0

Financial complexity sees another small bank close

EDITOR, The Tribune.

I have recently learned of another small bank that, without being charged with any offence, chose to shut down facing the expense of complying with the growing complexity of Bahamian laws and rules compelled by foreign authorities like the EU and OECD. The last straw was having to hire a “compliance” officer who had no role in handling actual banking functions.

In over 30 years of financial business here I have personally assisted on three cases of local banks or service companies reporting various questionable events. None of them was initiated by our Financial Intelligence Unit or other local authorities, rather the matters were discovered by foreign agencies.

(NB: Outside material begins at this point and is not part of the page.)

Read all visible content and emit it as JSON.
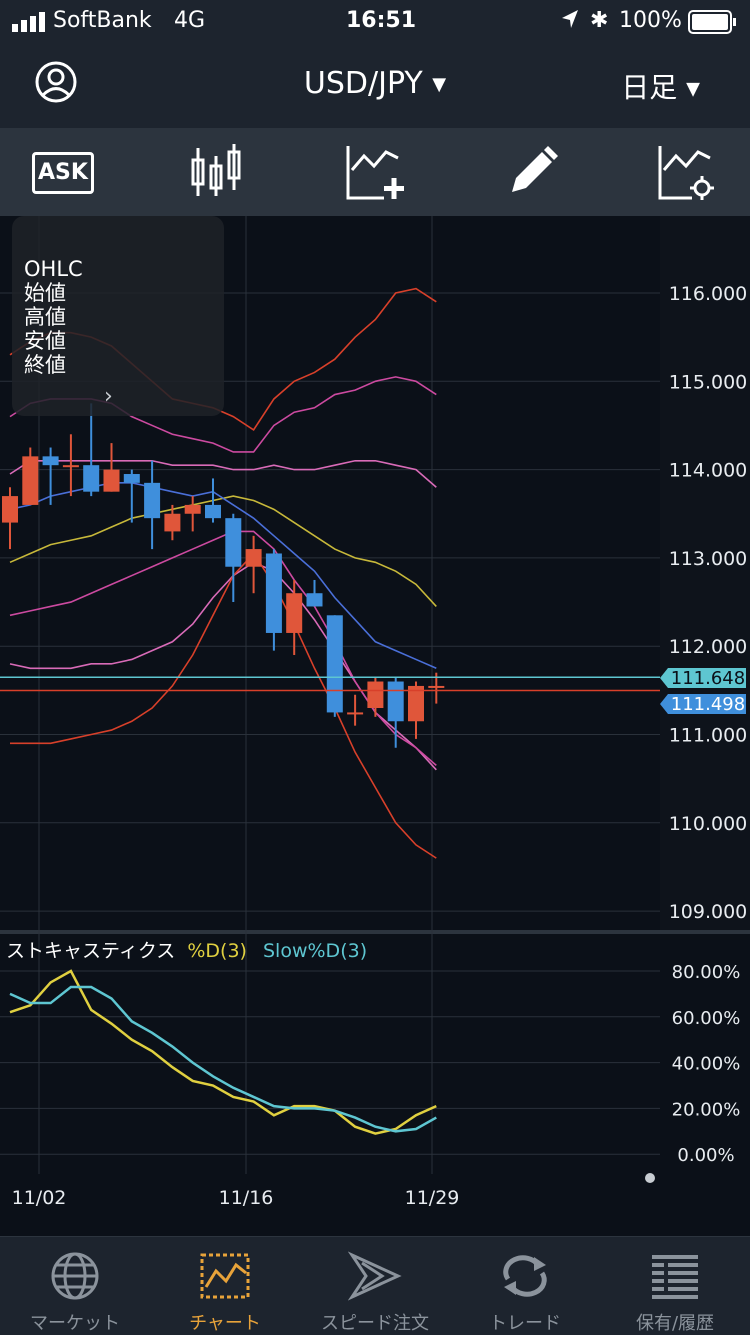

I have never heard of specific instances of money laundering, bribery, corruption, terrorism, drug movements, human trafficking, or weapons dealing that our law enforcement people were able to pin on Bahamian banks. If there were any such, they should be publicized, to show that the compliance and reporting measures have tangible results rather than being money down the drain.

I suggest that every proposed new regulatory statute and regulation carry a “Financial Impact Statement” comparing its expected utility to its cost in money, compliance, and bureaucratic red-tape.

RICHARD COULSON

Nassau,

January 24, 2019

Comments

huaije 5 years, 2 months ago

Which bank? Is it one of the non-resident banks, or an authorized agent?